Transparency and Boundaries
November 17, 2011
University of Maryland
College Park, MD
Additional media: Photos
This program explored both the promise and peril of an era in which free-flowing information raises issues of security, privacy, ownership, in which the response of governments has included both improved access and obstacles to transparency, and in which the use of social media has been been able to breach the walls erected by repressive regimes in some places but not in others.
The program featured a panel of accomplished faculty members with expertise ranging from e-government to mobile computing to the role of social media in the unfolding “Arab Spring.” They were joined in discussing the issues of transparency and boundaries by our “Visiting Future-ists” — leading innovators from Google, Microsoft and Twitter — with an eye to identifying transdisciplinary research opportunities that may lie ahead.
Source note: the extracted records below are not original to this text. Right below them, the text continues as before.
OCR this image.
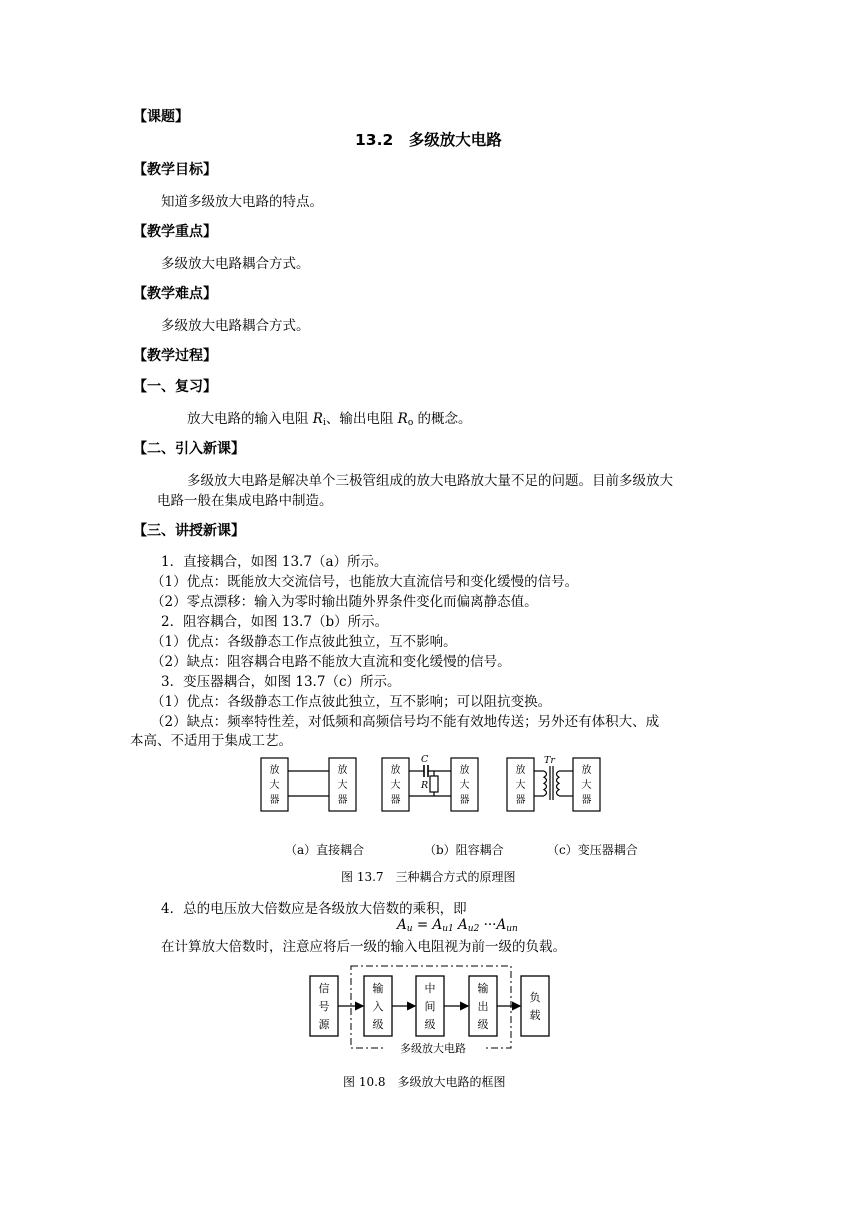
【课题】
13.2　多级放大电路
【教学目标】
知道多级放大电路的特点。
【教学重点】
多级放大电路耦合方式。
【教学难点】
多级放大电路耦合方式。
【教学过程】
【一、复习】
放大电路的输入电阻 $R_i$、输出电阻 $R_o$ 的概念。
【二、引入新课】
多级放大电路是解决单个三极管组成的放大电路放大量不足的问题。目前多级放大
电路一般在集成电路中制造。
【三、讲授新课】
1．直接耦合，如图 13.7（a）所示。
（1）优点：既能放大交流信号，也能放大直流信号和变化缓慢的信号。
（2）零点漂移：输入为零时输出随外界条件变化而偏离静态值。
2．阻容耦合，如图 13.7（b）所示。
（1）优点：各级静态工作点彼此独立，互不影响。
（2）缺点：阻容耦合电路不能放大直流和变化缓慢的信号。
3．变压器耦合，如图 13.7（c）所示。
（1）优点：各级静态工作点彼此独立，互不影响；可以阻抗变换。
（2）缺点：频率特性差，对低频和高频信号均不能有效地传送；另外还有体积大、成
本高、不适用于集成工艺。
放
大
器
放
大
器
放
大
器
放
大
器
放
大
器
放
大
器
C
R
Tr
（a）直接耦合	（b）阻容耦合	（c）变压器耦合
图 13.7　三种耦合方式的原理图
4．总的电压放大倍数应是各级放大倍数的乘积，即
$A_u = A_{u1}$ $A_{u2} \cdot\cdot\cdot A_{un}$
在计算放大倍数时，注意应将后一级的输入电阻视为前一级的负载。
信
号
源
输
入
级
中
间
级
输
出
级
负
载
多级放大电路
图 10.8　多级放大电路的框图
The faculty panelists were:
- Ben Bederson, Professor, Computer Science, and former director of the Human-Computer Interaction Lab;
- Sahar Khamis, Assistant Professor, Communication, and co-author of Islam Dot Com: Contemporary Islamic Discourses in Cyberspace;
- Paul Jaeger, Assistant Professor, College of Information, and Co-Director of the Information Policy and Access Center (iPAC).
The “Visiting Future-ists” were:
- Dan Russell, Google’s “director of user happiness,” who leads efforts to improve the effectiveness of web searching;
- Mary Czerwinski, who manages the research on human-computer interaction at Microsoft and focuses on information visualization, group awareness and lifelogging;
- Abdur Chowdhury, former chief scientist at Twitter, who has been working toward improving the ability to separate “signal” from “noise” in the explosion of information on the Web.
Sheri Parks, Associate Professor of American Studies, served as the panel’s moderator.
This program was open to University of Maryland faculty, staff and students, who were encouraged to ask questions, offer ideas, and take part in brainstorming around the challenges raised by the panel and the “Visiting Future-ists.”